Another migrant man accused of participating in the shocking January beating of NYPD cops in Times Square has appeared in court — getting held on bail Thursday after the release of other suspects in the melee sparked outrage.
Wearing a black puffer jacket, Ulises Bohorquez, 21, pleaded not guilty to assault charges before he was led away in handcuffs.
He allegedly kicked and grabbed one of two NYPD officers whom a group of migrants piled on outside a migrant shelter on W. 42nd St. the night of Jan. 27, bruising the cop’s body and cutting his nose.
Out of seven suspects previously arraigned in criminal court, Manhattan District Attorney Alvin Bragg’s office only asked for bail to be set for one man, enraging police and raising the temperature of the city’s already heated debate over migrants.
“Frankly it’s nowhere near the culpability of some of these other defendants and some of these defendants … were released,” Bohorquez’s defense lawyer Brian Hutchinson argued before Judge Laura Ward. “I’m well aware, as everyone in the city is, with what has gone on here since the original arraignment in the case. We’re simply asking for equal treatment of the defendant.”

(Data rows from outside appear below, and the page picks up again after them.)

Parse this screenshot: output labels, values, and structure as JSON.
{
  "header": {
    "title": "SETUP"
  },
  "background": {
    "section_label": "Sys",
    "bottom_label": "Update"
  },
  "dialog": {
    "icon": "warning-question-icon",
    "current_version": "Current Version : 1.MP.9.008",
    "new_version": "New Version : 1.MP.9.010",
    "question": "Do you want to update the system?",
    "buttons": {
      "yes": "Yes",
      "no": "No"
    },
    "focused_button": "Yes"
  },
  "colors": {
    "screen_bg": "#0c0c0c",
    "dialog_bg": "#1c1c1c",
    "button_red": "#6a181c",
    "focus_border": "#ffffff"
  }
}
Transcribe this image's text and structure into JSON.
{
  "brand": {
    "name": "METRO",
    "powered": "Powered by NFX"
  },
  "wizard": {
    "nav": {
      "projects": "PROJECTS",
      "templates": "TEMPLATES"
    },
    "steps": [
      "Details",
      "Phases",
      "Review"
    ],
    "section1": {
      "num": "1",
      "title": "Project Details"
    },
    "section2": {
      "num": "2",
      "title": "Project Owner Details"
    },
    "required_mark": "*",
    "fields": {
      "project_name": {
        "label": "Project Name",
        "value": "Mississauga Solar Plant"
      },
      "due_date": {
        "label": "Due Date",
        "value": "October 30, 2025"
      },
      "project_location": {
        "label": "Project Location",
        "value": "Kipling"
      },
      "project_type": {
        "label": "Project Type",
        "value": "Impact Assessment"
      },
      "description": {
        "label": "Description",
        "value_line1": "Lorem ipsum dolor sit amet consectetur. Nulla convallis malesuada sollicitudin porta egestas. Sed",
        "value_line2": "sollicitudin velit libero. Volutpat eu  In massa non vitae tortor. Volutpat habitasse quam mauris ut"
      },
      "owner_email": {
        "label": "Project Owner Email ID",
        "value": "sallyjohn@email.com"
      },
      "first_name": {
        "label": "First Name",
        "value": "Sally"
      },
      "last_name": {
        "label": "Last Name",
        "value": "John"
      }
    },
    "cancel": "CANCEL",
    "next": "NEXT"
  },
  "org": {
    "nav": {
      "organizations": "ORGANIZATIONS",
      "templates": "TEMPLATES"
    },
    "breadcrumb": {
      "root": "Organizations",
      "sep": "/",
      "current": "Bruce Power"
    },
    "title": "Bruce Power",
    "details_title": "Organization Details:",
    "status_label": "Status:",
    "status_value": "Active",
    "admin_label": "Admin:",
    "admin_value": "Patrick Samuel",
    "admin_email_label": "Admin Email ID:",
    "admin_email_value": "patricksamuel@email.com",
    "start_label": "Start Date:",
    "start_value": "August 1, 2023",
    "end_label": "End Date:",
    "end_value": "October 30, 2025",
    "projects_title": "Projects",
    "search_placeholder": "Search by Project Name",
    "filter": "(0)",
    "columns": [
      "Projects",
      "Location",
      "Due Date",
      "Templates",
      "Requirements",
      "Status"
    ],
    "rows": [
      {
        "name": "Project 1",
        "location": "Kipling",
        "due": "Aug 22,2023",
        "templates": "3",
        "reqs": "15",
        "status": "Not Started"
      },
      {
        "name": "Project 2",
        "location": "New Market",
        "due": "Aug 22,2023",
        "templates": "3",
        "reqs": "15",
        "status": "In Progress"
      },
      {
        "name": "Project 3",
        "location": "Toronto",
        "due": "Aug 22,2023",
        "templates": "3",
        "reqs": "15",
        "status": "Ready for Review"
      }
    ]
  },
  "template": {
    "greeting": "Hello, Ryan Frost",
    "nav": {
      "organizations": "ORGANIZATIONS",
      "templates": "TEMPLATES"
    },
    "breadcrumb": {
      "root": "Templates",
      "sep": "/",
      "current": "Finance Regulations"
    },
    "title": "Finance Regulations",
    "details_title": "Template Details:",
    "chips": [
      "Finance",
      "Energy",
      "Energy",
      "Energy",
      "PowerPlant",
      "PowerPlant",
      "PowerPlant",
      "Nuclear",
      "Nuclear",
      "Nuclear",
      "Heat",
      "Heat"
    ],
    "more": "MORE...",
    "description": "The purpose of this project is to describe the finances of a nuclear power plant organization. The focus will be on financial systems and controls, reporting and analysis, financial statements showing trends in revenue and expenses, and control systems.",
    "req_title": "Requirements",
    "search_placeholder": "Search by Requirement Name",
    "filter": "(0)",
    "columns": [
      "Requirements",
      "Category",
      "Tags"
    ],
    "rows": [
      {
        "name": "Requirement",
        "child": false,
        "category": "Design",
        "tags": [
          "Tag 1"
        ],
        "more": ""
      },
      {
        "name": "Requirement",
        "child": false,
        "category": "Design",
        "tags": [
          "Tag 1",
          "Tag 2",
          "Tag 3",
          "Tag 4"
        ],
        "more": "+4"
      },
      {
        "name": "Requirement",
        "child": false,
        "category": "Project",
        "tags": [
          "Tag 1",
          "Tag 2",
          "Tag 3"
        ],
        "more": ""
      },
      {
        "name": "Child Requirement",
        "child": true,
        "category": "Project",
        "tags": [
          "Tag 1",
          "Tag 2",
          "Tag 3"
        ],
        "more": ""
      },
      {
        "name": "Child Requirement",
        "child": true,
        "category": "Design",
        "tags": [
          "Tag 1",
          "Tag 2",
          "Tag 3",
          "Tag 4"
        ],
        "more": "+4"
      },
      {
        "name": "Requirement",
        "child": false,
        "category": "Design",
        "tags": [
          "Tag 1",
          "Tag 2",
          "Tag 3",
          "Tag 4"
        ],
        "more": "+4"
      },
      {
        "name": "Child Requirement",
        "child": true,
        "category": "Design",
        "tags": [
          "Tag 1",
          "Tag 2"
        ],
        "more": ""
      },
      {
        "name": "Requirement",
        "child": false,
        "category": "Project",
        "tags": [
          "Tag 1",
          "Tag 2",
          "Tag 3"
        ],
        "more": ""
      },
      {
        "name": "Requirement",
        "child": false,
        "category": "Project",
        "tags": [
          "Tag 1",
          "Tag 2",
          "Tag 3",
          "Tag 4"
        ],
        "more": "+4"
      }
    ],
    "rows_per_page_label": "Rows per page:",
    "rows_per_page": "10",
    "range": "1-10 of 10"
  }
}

Hutchinson also noted that his client sustained a broken wrist during the attack.
With about a dozen cops watching inside the courtroom, bail was set at $100,000.
After the hearing, Hutchinson called the bail amount “excessive” and said, “This is a reaction to what’s happening with the story.”
Last week, police bodycam footage of the incident was released that appeared to contradict initial accounts from NYPD brass.
They’d claimed that a migrant man had been confrontational with the officers. But the video appeared to show him starting to comply with an order to stop blocking a sidewalk, then getting grabbed by the scruff of the neck and thrown up against a wall as he retrieved a baby stroller. The chaos ensued after that.
Police Benevolent Association President Patrick Hendry applauded Thursday’s decision to hold Bohorquez on bail.
“This should have been from the beginning, from the first four who were released on their own recognizance — that should have never happened,” he told reporters. “They should’ve bailed like this.
“So we’re happy but we’re going to continue to be in these courtrooms to make sure that every single individual who participated in this vicious gang assault is held accountable and behind bars.”
Bohorquez was arrested onWednesday at the New Ebony Hotel in Central Harlem, prosecutors said.
They noted that, in a review of his social media, they found photos of him holding weapons.
“There are Congress members who send out Christmas cards with pictures of them holding firearms,” Hutchinson retorted, an apparent reference to notorious cards from pols including Rep. Lauren Boebert of Colorado.
Bohorquez, who had a previous bench warrant for not showing up to a court date, will be back in court April 2. He faces a maximum sentence of seven years in prison for his latest charges.
According to ICE spokesperson Marie Ferguson, two other men involved in the Jan. 27 assault — Kelvin Servita-Arocha, 19, and Wilson Omar Juarez-Aguilarte, 21 — were arrested and taken into custody on Tuesday.
They’ve both been identified as members of Tren de Aragua, a powerful Venezuelan gang.
“Both unlawfully present Venezuelan citizens have been charged in conjunction with the violent gang assault carried out on two NYPD officers and are currently detained without bond in ERO New York City custody,” Ferguson said in a statement.
Five others who’ve been indicted in the Times Square incident, including Servita-Arocha, Wilson Juarez, Yohenry Brito, Yorman Reveron and Darwin Andres Gomez-Izquiel, are expected to be arraigned on Friday.
Just hours earlier, former President Donald Trump raged against migrants before his own court date in the same building.
“Migrants are trying to beat up our police officers,” he told reporters. They’re trying to do things that we’ve never seen before. We are going to have a problem with — I call it Biden migrant crime. They’re doing things that nobody’s ever seen before.”